Making model of Foldit
With the PDB file, we would use a protein analyzing program, PYMOL for making a model in Foldit. First, we would align that specific hemagglutinin to hemagglutinin one in PYMOL. Then, we would record the difference in side chains between that specific hemagglutinin and hemagglutinin one because we have a Foldit model in which the flu binder is binding to hemagglutinin one. On that Foldit model, we would transform hemagglutinin one to that specific hemagglutinin by changing the side chains of the hemagglutinin one. Then, a Foldit model that showcases the binding action of the flu binder to that specific hemagglutinin would be made.
Without the PDB file, we would align the protein sequence of a specific hemagglutinin we obtained to that of hemagluttinin one by using Clustalw2 (http://www.ebi.ac.uk/Tools/msa/clustalw2/). Next, we would make homologous models of the desired hemaggluttinin by changing the side chains of the hemaggluttinin in Foldit according to the protein sequence differences we found.
Proposing mutation on the model
After preparing the Foldit model, we would be able to propose mutations on the flu binder in order to improve its binding to the desired hemagglutinin. There is a score total in Foldit which indicates the energy of the whole protein structure. It is our understanding that the protein structure is more stable when its energy is lower. Thus, our primary goal was to decrease the score total in Foldit. We did that in three different ways, filling the holes, making space, and balancing the electrostatic. Holes that did not exist in hemagglutinin one would be created with the replacement of different side chains. We would mutate the corresponding side chain on the flu binder so that it extends out and fill the hole on the hemagglutinin. Making space is the exact opposite of filling the holes. Some side chains of certain hemaggluttinin would be more projected out in space than that of hemagluttinin one. Therefore, we would mutate the corresponding side chains of the flu binder in order to provide room for the more extended side chains. Some variations of side chain on hemaggluttinin causes some electrostatic changes. We would mutate the corresponding side chains of the flu binder so as to counter balance the electrostatic changes. For example, if a certain area on the helix is changed to be more electronegative, we would introduce an electropositive side chain on the flu binder for improving the binding and vice versa.
Results Summary
HB36.5_F317H was predicted to increase HA5 binding but it decreased the binding to HA9. Nevertheless, it can be used for specific hemagglutinin subtypes binder.
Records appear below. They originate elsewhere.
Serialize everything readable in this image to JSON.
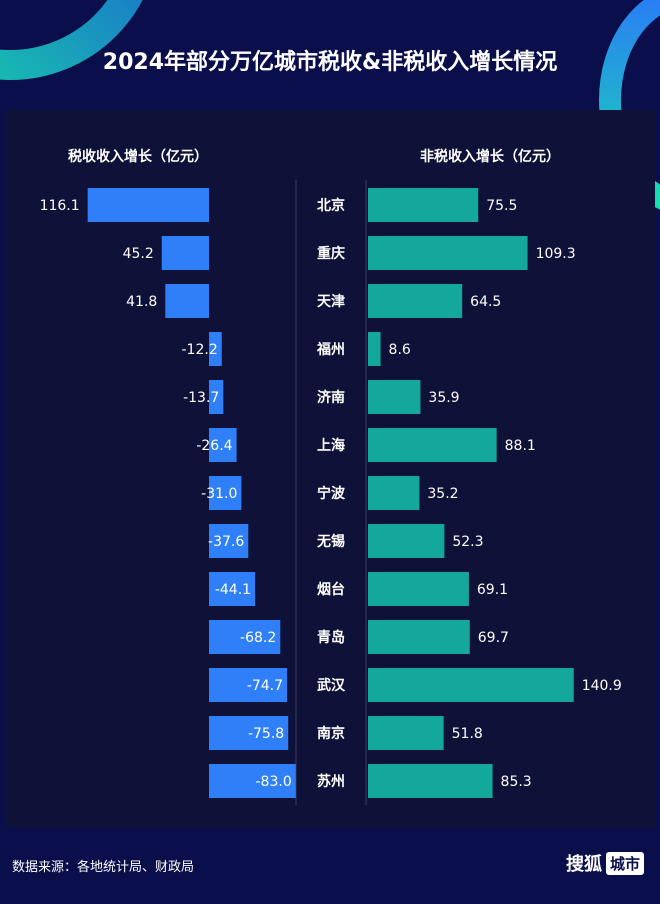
{
  "title": "2024年部分万亿城市税收&非税收入增长情况",
  "footer": {
    "source": "数据来源：各地统计局、财政局",
    "brand": "搜狐",
    "brand_tag": "城市"
  },
  "colors": {
    "background": "#0a0e4a",
    "tax_bar": "#2f80f8",
    "nontax_bar": "#14a89c"
  },
  "chart_data": {
    "type": "bar",
    "orientation": "horizontal",
    "categories": [
      "北京",
      "重庆",
      "天津",
      "福州",
      "济南",
      "上海",
      "宁波",
      "无锡",
      "烟台",
      "青岛",
      "武汉",
      "南京",
      "苏州"
    ],
    "series": [
      {
        "name": "税收收入增长（亿元）",
        "values": [
          116.1,
          45.2,
          41.8,
          -12.2,
          -13.7,
          -26.4,
          -31.0,
          -37.6,
          -44.1,
          -68.2,
          -74.7,
          -75.8,
          -83.0
        ]
      },
      {
        "name": "非税收入增长（亿元）",
        "values": [
          75.5,
          109.3,
          64.5,
          8.6,
          35.9,
          88.1,
          35.2,
          52.3,
          69.1,
          69.7,
          140.9,
          51.8,
          85.3
        ]
      }
    ]
  }
}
HB36.5_H312A was predicted to increase HA2 binding and it did improve binding to HA2.
HB80.4_A280Vwas predicted to decrease HA2 binding but it improved the binding to HA2.
HB80.4_K298E was predicted to increase HA2, HA5, HA6 and HA12 binding and it did improve binding to HA2.
HB80.4_S276H was predicted to increase HA6 binding but it decreased the binding to HA6.
HB80.4_K298S was predicted to increase HA12 binding but it decreased the binding to HA6.
HB80.4_S286K was predicted to increase HA12 binding and it increased the binding to HA12. However, it decreased the binding to HA6.
Future Directions
We plan to combine the HB36.5 mutants H312A and W313A – both successfully having increased binding to HA2 – in order to create a superior combinatorial mutant with multiple-fold improvement. Simultaneously, we will continue the search for mutants that we can use to create combinatorial mutants. These could be used to create a diagnostic test for global health tracking of various strains of influenza, especially those predicted to become epidemic.